By Stephanie Kelly
NEW YORK (Reuters) – Oil prices rose about 2% on Thursday as record US implicit demand, falling stockpiles and a positive economic outlook from the Federal Reserve (Fed) outstripped fears that the Ômicron coronavirus variant harms global consumption.
Oil and other risky assets such as equities also received a boost after the Fed gave a favorable economic outlook, lifting investor sentiment even as the US central bank signaled a long-awaited end to monetary stimulus.
“The market was scared of what the Fed would do, and now that it’s in the rearview mirror and we know what we’re dealing with, the market is on the mend,” said Phil Flynn, senior futures price analyst in Chicago.

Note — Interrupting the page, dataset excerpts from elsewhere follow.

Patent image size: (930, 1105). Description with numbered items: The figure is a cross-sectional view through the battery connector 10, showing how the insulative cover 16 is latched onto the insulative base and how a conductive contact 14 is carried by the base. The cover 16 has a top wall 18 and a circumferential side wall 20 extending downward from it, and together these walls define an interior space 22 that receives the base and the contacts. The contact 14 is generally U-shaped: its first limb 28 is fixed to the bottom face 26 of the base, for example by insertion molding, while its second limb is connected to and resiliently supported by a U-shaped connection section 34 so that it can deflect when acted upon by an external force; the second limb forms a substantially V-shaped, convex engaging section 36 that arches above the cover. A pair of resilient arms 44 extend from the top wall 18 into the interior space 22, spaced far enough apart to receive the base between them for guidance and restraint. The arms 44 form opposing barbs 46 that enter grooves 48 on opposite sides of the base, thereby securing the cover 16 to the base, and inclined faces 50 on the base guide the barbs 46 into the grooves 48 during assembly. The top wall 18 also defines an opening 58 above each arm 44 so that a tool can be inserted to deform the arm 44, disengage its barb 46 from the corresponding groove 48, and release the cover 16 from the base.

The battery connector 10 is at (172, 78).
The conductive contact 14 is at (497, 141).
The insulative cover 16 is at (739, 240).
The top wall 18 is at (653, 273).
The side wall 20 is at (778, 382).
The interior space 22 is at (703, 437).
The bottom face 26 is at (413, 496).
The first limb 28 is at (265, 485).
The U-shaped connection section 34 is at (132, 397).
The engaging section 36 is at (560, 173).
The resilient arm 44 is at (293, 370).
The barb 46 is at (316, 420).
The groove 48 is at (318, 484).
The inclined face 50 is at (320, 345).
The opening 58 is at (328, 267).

Brent crude rose $1.14, or 1.5%, to close at $75.02 a barrel. US crude oil (WTI) advanced $1.51, or 2.1%, to finish at $72.38 a barrel, a gain of 2.13%.
Demand increased in 2021, after last year’s collapse of the pandemic. On Wednesday, the US Energy Information Administration (IEA) said refinery-supplied output, an indicator of demand, rose in the last week to 23.2 million barrels per day (bpd).
“These numbers suggest a healthy economic scenario,” said Tamas Varga, of oil brokerage PVM.